"If you want your children to be intelligent, read them fairy tales. If you want them to be more intelligent, read them more fairy tales." Albert Einstein

08 February 2013

The Miseducation of Cameron Post

Danforth, Emily. The Miseducation of Cameron Post. Balzer & Bray, 2012.

When Cameron Post's parents die suddenly in a car crash, her shocking first thought is relief. Relief they'll never know that, hours earlier, she had been kissing a girl.

But that relief doesn't last, and Cam is soon forced to move in with her conservative aunt Ruth and her well-intentioned but hopelessly old-fashioned grandmother. She knows that from this point on, her life will forever be different. Survival in Miles City, Montana, means blending in and leaving well enough alone (as her grandmother might say), and Cam becomes an expert at both.

Then Coley Taylor moves to town. Beautiful, pickup-driving Coley is a perfect cowgirl with the perfect boyfriend to match. She and Cam forge an unexpected and intense friendship--one that seems to leave room for something more to emerge. But just as that starts to seem like a real possibility, ultrareligious Aunt Ruth takes drastic action to "fix" her niece, bringing Cam face-to-face with the cost of denying her true self--even if she's not exactly sure who that is.
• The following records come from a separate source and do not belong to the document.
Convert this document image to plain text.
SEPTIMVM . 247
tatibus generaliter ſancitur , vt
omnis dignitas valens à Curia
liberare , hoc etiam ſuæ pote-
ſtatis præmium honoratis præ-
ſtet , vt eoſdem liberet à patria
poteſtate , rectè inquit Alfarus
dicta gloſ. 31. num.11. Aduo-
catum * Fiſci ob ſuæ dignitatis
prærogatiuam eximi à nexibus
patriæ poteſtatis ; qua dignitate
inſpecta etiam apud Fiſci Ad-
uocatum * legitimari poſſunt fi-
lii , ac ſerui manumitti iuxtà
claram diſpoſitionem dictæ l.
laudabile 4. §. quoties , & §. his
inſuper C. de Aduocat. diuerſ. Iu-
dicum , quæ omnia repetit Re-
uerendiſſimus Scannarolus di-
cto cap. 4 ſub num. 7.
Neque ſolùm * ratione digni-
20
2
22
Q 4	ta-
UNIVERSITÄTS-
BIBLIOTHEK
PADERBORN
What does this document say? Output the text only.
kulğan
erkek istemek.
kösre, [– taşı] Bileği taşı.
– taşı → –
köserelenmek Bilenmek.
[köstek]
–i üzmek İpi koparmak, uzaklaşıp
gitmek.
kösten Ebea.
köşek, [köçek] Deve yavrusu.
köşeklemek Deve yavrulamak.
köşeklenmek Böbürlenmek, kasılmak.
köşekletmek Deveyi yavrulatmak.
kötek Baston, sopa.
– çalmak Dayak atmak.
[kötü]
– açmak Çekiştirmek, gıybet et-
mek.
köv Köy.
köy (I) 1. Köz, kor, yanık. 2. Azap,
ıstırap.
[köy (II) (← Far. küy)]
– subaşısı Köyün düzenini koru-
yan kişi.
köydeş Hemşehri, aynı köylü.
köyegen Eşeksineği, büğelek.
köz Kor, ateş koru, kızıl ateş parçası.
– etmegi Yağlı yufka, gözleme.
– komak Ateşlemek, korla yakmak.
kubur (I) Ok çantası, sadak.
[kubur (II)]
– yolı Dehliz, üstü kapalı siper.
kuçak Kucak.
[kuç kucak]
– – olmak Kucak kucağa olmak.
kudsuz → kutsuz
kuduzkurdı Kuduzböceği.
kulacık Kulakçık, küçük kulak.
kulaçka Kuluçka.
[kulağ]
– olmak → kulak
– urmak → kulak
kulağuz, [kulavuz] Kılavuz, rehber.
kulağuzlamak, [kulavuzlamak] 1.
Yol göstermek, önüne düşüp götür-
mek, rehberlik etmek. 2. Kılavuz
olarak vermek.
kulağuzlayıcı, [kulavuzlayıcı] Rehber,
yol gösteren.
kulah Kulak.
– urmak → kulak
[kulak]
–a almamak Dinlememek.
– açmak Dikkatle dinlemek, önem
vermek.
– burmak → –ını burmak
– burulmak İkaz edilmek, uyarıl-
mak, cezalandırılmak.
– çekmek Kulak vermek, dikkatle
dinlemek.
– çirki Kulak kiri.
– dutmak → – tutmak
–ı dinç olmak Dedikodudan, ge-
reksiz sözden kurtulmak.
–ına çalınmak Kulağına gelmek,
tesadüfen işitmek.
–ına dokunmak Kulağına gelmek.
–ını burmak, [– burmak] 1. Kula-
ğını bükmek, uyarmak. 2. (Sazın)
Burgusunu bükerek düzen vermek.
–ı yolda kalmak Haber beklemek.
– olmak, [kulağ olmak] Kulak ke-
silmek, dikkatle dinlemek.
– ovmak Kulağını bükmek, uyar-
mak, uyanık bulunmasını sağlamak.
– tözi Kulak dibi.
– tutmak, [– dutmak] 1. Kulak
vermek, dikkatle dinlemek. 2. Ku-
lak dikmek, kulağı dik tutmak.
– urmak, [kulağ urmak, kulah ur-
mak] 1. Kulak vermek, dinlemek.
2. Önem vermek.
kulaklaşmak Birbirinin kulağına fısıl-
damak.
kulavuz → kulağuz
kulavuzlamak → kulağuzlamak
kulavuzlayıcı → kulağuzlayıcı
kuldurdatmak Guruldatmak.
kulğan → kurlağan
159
I enjoyed this book, even though it isn't a quick read. It isn't full of action, it isn't fast-paced, and there isn't a zombie or vampire in sight.  But it is a good story, and many LGBTQIA teens would really enjoy this story and relate to Cameron's situation.  Other teens and adults could also enjoy the story and perhaps get a glimpse into the concept of reparative therapy from a gay teen's point of view.

My family never sent me to Straight Camp or Straight School or had the pastor try to cast the gay demons out of me, but I was involved with an online reparative therapy program. I was encouraged to do so by my superiors in the strict religious environment where I chose to work.  So I can understand Cameron's frustration at hearing that she's condemned forever for being what she is and that she needs to choose to change (like she chose to become gay in the first place).

If I still had a classroom, this book would be in my collection. As it is, I'll add it to my list of books that I want in the collection at my library-in-the-future.